Cependant, plusieurs autres mesures et annonces nous amènent à prévoir le pire pour l’avenir. Des investissements tels que 50 millions $ pour la construction de chemins «multiusages» en forêt publique ou encore 30millions $ sur deux ans pour développer l’extension du réseau de distribution de gaz fossile, incluant le gaz liquéfié, confirment que le « Plan vert» de la CAQ n’est que de la poudre aux yeux. De plus, les «mesures d’optimisation » annoncées par le gouvernement ne vont clairement pas dans une perspective de renforcement du filet social. Pensons simplement à l’annonce de couper 5000 postes dans les ministères et organismes, ou encore la réduction du financement de 3 millions $ du Secrétariat à la condition féminine.
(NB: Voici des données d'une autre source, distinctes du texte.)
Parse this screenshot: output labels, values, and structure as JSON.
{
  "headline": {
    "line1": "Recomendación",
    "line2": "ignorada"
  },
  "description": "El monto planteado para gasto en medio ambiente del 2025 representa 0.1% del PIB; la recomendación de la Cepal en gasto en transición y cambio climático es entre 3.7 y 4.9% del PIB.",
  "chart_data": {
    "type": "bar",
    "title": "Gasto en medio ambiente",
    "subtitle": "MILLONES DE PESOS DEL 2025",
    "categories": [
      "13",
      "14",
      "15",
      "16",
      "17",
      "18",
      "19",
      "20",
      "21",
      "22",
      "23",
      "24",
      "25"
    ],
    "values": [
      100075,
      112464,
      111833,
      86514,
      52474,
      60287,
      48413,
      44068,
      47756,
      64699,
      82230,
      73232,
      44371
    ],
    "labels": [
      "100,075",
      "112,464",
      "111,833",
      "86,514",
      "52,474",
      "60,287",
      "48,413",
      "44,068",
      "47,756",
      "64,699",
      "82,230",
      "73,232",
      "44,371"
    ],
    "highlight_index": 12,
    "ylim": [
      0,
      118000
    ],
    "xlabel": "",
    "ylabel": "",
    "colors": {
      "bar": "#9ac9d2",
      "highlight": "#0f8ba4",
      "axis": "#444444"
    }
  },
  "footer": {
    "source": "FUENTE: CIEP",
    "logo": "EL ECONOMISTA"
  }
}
Malgré tout, on doit avouer que les ministres caquistes sont rusé·e·s. En effet, ils et elles reportent toutes les décisions difficiles après 2022, c’est-à-dire après les élections. Les débats de fond sur la façon d’atteindre l’équilibre budgétaire, le type de relance économique souhaitée ou les mesures permettant de s’assurer d’un filet social efficace sont donc reportés. La CAQ aime mieux nier certains débats importants et cherche avant tout sa réélection.